Figure 2. Upper panel, zebrafish regenerate their damaged hearts after losing 20% of their ventricles in 30 days. Unlike mammals, whereas after heart injury the lost tissue is permanently substituted by a fibrotic scar, the newly formed zebrafish heart is perfectly functional and made up of cardiomyocytes. Lower panel, zebrafish cardiomyocytes arise from preexisting mature cardiomyocytes be dedifferentiation. In green, genetically-labeled mature cardiomyocytes, which over the course of 30 days regrowth the lost tissue (which is also green, indicating that it comes directly from proliferative cardiomyocytes) [taken from Jopling et al, "Nature", 2010].

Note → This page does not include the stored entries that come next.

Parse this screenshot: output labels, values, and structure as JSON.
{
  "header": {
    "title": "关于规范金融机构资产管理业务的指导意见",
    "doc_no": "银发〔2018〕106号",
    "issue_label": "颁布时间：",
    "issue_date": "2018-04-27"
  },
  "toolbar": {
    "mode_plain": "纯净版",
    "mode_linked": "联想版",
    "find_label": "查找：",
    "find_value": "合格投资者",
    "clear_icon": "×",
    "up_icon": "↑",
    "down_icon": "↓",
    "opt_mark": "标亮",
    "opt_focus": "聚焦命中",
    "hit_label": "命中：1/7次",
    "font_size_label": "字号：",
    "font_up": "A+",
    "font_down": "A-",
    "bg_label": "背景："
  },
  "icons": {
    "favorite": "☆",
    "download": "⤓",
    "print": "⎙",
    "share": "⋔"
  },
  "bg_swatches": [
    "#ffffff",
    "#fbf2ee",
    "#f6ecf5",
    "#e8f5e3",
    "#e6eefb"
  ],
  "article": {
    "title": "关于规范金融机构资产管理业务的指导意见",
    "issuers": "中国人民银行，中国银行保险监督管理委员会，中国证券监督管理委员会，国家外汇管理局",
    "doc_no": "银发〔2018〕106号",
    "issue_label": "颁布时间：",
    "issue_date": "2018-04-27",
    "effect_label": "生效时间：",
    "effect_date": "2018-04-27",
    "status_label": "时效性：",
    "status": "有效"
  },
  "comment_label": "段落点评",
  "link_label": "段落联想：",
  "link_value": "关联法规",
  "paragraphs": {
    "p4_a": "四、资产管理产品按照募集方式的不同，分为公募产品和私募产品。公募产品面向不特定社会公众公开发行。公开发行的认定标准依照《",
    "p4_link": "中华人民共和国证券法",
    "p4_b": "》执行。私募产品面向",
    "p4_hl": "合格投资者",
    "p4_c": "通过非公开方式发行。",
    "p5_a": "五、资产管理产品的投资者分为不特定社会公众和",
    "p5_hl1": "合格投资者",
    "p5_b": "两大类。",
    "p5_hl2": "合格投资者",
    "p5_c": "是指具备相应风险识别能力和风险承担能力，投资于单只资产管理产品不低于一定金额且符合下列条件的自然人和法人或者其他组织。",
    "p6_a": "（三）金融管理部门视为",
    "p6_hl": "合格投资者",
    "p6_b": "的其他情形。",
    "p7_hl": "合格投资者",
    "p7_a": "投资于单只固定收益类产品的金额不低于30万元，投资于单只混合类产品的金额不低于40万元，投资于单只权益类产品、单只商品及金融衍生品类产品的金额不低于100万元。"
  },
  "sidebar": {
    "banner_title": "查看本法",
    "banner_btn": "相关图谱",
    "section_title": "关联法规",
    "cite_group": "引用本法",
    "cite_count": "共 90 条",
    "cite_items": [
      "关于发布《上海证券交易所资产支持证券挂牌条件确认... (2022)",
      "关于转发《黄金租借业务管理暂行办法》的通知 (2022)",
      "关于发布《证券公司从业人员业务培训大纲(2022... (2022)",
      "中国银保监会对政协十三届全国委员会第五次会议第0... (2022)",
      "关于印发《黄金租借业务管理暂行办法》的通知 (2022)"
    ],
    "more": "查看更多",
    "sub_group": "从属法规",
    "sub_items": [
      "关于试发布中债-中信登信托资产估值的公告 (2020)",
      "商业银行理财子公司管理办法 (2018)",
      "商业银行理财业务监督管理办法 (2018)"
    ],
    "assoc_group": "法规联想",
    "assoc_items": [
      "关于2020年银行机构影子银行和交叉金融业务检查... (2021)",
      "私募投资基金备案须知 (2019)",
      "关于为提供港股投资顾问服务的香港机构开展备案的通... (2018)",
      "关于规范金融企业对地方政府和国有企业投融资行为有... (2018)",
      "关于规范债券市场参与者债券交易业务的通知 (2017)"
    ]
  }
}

In any case, and common to both strategies, cells must undergo extensive changes affecting proliferation, differentiation and patterning in the newly generated organ. These processes are mediated by a network of signaling molecules acting in coordination (morphogens, cytokines and others) which in turn promote gene expression changes by modulating transcription factors, epigenetic reprogramming, miRNA regulation and other pathways controlling cell fate and identity. Initially, they lead to proliferation, and later on, specialization and patterning to acquire the functions of the lost tissue.

By studying these regenerative phenomena, we are beginning to uncover the cellular and molecular mechanisms at work, which could be used to develop regenerative strategies for humans. Imagine the medical implications of regenerating a patient's damaged liver, kidney, hand or infarcted heart by just taking a pill.